The Advanced Thermal-hydraulic Test Loop for Accident Simulation (ATLAS) test facility was constructed with the aim of developing new safety concepts and performance verification of the APR1400 power plant. As a result, valuable large-scale integral effect test (IET) database has been generated and effectively utilized for the Domestic Standard Program (DSP) and the International Standard Program (ISP). Furthermore, due to the successful completion of the ISP-50, in which 14 organizations from 11 OECD countries participated, ATLAS has been recognized as one of the important IET facilities worldwide.
A follow up international project has been initiated since 2014 and continued to the second phase by OECD/NEA to use the ATLAS facility in providing additional experimental measurements for common safety issues relevant to PWR consisting of five topics related to beyond design basis accidents. The United Arab Emirates is one of the countries participating in this project with the goal of increasing the local human capabilities and the required know-how on safety analysis studies. To achieve this, FANR and Khalifa University are planning to cooperate in taking part of the ATLAS project to produce numerical predictions for the pre-test prediction and the post-test simulations. The pre-tests rely on only the specification of the experiment given by the operating agency (OA). The post-test simulation can be performed after acquiring experiment data from OA. The codes to be used for this numerical study are the system codes RELAP5 developed by the US Nuclear Regulatory Commission (NRC).

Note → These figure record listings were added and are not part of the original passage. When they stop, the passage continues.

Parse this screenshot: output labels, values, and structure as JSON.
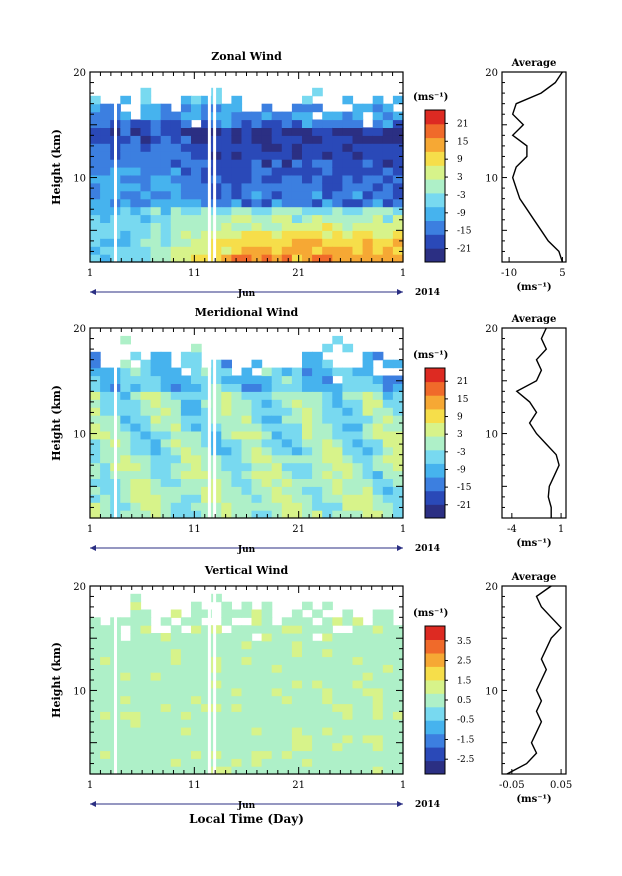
{
  "figure": {
    "shared_xlabel": "Local Time (Day)",
    "month_label": "Jun",
    "year_label": "2014"
  },
  "chart_data": [
    {
      "type": "heatmap",
      "title": "Zonal Wind",
      "ylabel": "Height (km)",
      "ylim": [
        2,
        20
      ],
      "xlim": [
        1,
        31
      ],
      "y_ticks": [
        "10",
        "20"
      ],
      "x_ticks": [
        "1",
        "11",
        "21",
        "1"
      ],
      "colorbar_unit": "(ms⁻¹)",
      "colorbar_labels": [
        "21",
        "15",
        "9",
        "3",
        "-3",
        "-9",
        "-15",
        "-21"
      ],
      "colorbar_range": [
        -24,
        24
      ],
      "palette": [
        "#2b2f83",
        "#2a49b8",
        "#3c7fe0",
        "#46b3ee",
        "#78d9f0",
        "#aef0c8",
        "#d7f38a",
        "#f6de4a",
        "#f6a834",
        "#f06a2a",
        "#dd2a22"
      ],
      "average_panel": {
        "title": "Average",
        "xlabel": "(ms⁻¹)",
        "x_ticks": [
          "-10",
          "5"
        ],
        "xlim": [
          -12,
          6
        ],
        "heights": [
          2,
          3,
          4,
          5,
          6,
          7,
          8,
          9,
          10,
          11,
          12,
          13,
          14,
          15,
          16,
          17,
          18,
          19,
          20
        ],
        "values": [
          5,
          4,
          1,
          -1,
          -3,
          -5,
          -7,
          -8,
          -9,
          -8,
          -5,
          -5,
          -9,
          -6,
          -9,
          -8,
          -1,
          3,
          5
        ]
      }
    },
    {
      "type": "heatmap",
      "title": "Meridional Wind",
      "ylabel": "Height (km)",
      "ylim": [
        2,
        20
      ],
      "xlim": [
        1,
        31
      ],
      "y_ticks": [
        "10",
        "20"
      ],
      "x_ticks": [
        "1",
        "11",
        "21",
        "1"
      ],
      "colorbar_unit": "(ms⁻¹)",
      "colorbar_labels": [
        "21",
        "15",
        "9",
        "3",
        "-3",
        "-9",
        "-15",
        "-21"
      ],
      "colorbar_range": [
        -24,
        24
      ],
      "palette": [
        "#2b2f83",
        "#2a49b8",
        "#3c7fe0",
        "#46b3ee",
        "#78d9f0",
        "#aef0c8",
        "#d7f38a",
        "#f6de4a",
        "#f6a834",
        "#f06a2a",
        "#dd2a22"
      ],
      "average_panel": {
        "title": "Average",
        "xlabel": "(ms⁻¹)",
        "x_ticks": [
          "-4",
          "1"
        ],
        "xlim": [
          -5,
          1.5
        ],
        "heights": [
          2,
          3,
          4,
          5,
          6,
          7,
          8,
          9,
          10,
          11,
          12,
          13,
          14,
          15,
          16,
          17,
          18,
          19,
          20
        ],
        "values": [
          0,
          0,
          -0.3,
          -0.2,
          0.3,
          0.8,
          0.5,
          -0.5,
          -1.5,
          -2.2,
          -1.5,
          -2.2,
          -3.5,
          -1.5,
          -1,
          -1.5,
          -0.5,
          -1,
          -0.5
        ]
      }
    },
    {
      "type": "heatmap",
      "title": "Vertical Wind",
      "ylabel": "Height (km)",
      "ylim": [
        2,
        20
      ],
      "xlim": [
        1,
        31
      ],
      "y_ticks": [
        "10",
        "20"
      ],
      "x_ticks": [
        "1",
        "11",
        "21",
        "1"
      ],
      "colorbar_unit": "(ms⁻¹)",
      "colorbar_labels": [
        "3.5",
        "2.5",
        "1.5",
        "0.5",
        "-0.5",
        "-1.5",
        "-2.5"
      ],
      "colorbar_range": [
        -3.5,
        3.5
      ],
      "palette": [
        "#2b2f83",
        "#2a49b8",
        "#3c7fe0",
        "#46b3ee",
        "#78d9f0",
        "#aef0c8",
        "#d7f38a",
        "#f6de4a",
        "#f6a834",
        "#f06a2a",
        "#dd2a22"
      ],
      "average_panel": {
        "title": "Average",
        "xlabel": "(ms⁻¹)",
        "x_ticks": [
          "-0.05",
          "0.05"
        ],
        "xlim": [
          -0.07,
          0.06
        ],
        "heights": [
          2,
          3,
          4,
          5,
          6,
          7,
          8,
          9,
          10,
          11,
          12,
          13,
          14,
          15,
          16,
          17,
          18,
          19,
          20
        ],
        "values": [
          -0.06,
          -0.02,
          0.0,
          -0.01,
          0.0,
          0.01,
          0.0,
          0.01,
          0.0,
          0.01,
          0.02,
          0.01,
          0.02,
          0.03,
          0.05,
          0.03,
          0.01,
          0.0,
          0.03
        ]
      }
    }
  ]
}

At the start of the project, the steady-state input deck of RELAP5/MOD3 for ATLAS facility is to be provided by the facility operating agency, KAERI, to all participants. Then, each participating agency has to generate its transient input in accordance with proposed experiment scenarios. It goes without saying that even if the steady-state input deck is readily provided, the generation of transient input is toughly dependent on experience and know-how of user groups. Additionally, the given steady-state inputs also need to be modified and some components have to be remodeled in order to cope with the newly proposed scenario. For this reason, each participating agency comes back with different results even though they are using the same safety analysis code.

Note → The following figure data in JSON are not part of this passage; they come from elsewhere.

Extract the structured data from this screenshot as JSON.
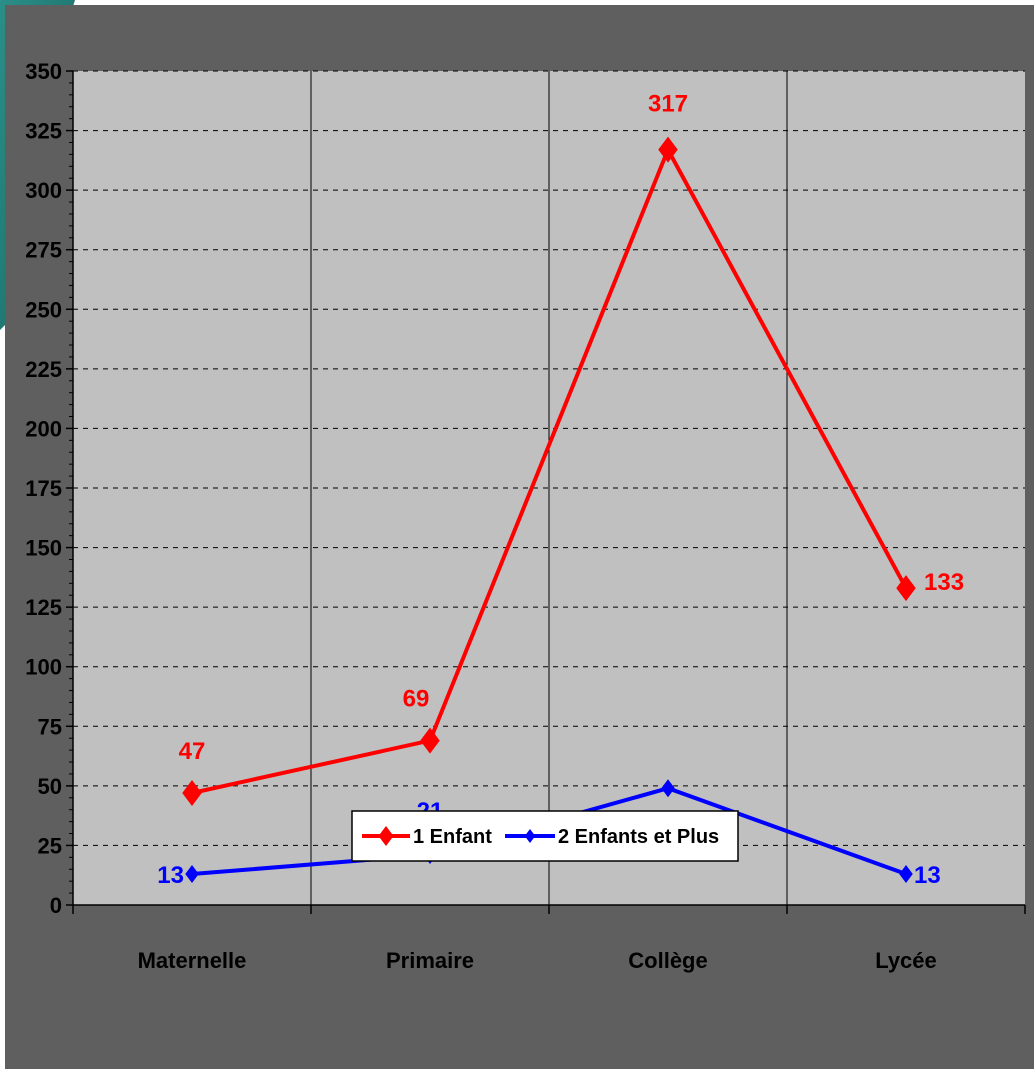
{
  "colors": {
    "chart_area": "#5f5f5f",
    "plot_area": "#c0c0c0",
    "teal_accent": "#1f7f7a",
    "series_1": "#ff0000",
    "series_2": "#0000ff"
  },
  "chart_data": {
    "type": "line",
    "title": "",
    "xlabel": "",
    "ylabel": "",
    "categories": [
      "Maternelle",
      "Primaire",
      "Collège",
      "Lycée"
    ],
    "ylim": [
      0,
      350
    ],
    "yticks": [
      0,
      25,
      50,
      75,
      100,
      125,
      150,
      175,
      200,
      225,
      250,
      275,
      300,
      325,
      350
    ],
    "grid": "horizontal dashed, vertical solid",
    "legend_position": "bottom",
    "series": [
      {
        "name": "1 Enfant",
        "color": "#ff0000",
        "marker": "diamond",
        "values": [
          47,
          69,
          317,
          133
        ]
      },
      {
        "name": "2 Enfants et Plus",
        "color": "#0000ff",
        "marker": "diamond",
        "values": [
          13,
          21,
          49,
          13
        ]
      }
    ]
  }
}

As mentioned above, RELAP5 will be used for both pre-test and post-test numerical predictions. The symbolic nuclear analysis package (SNAP) will help the input preparation. The schedule of pre-test and post-test runs to be performed will follow the planned schedule by the OA. Preparation of input, running simulation, debugging process, interpretation of results, and all lessons learned will be consolidated as a training material for increasing local human capability on safety analysis.
Additionally, at least one local component will be selected from each proposed scenario to investigate the detailed thermal hydraulic phenomena using the CFD approach. Simulation results from RELAP5 will then be mutually compared and validated with the CFD predictions, to be conducted at Khalifa University, and with the experimental data from the ATLAS facility.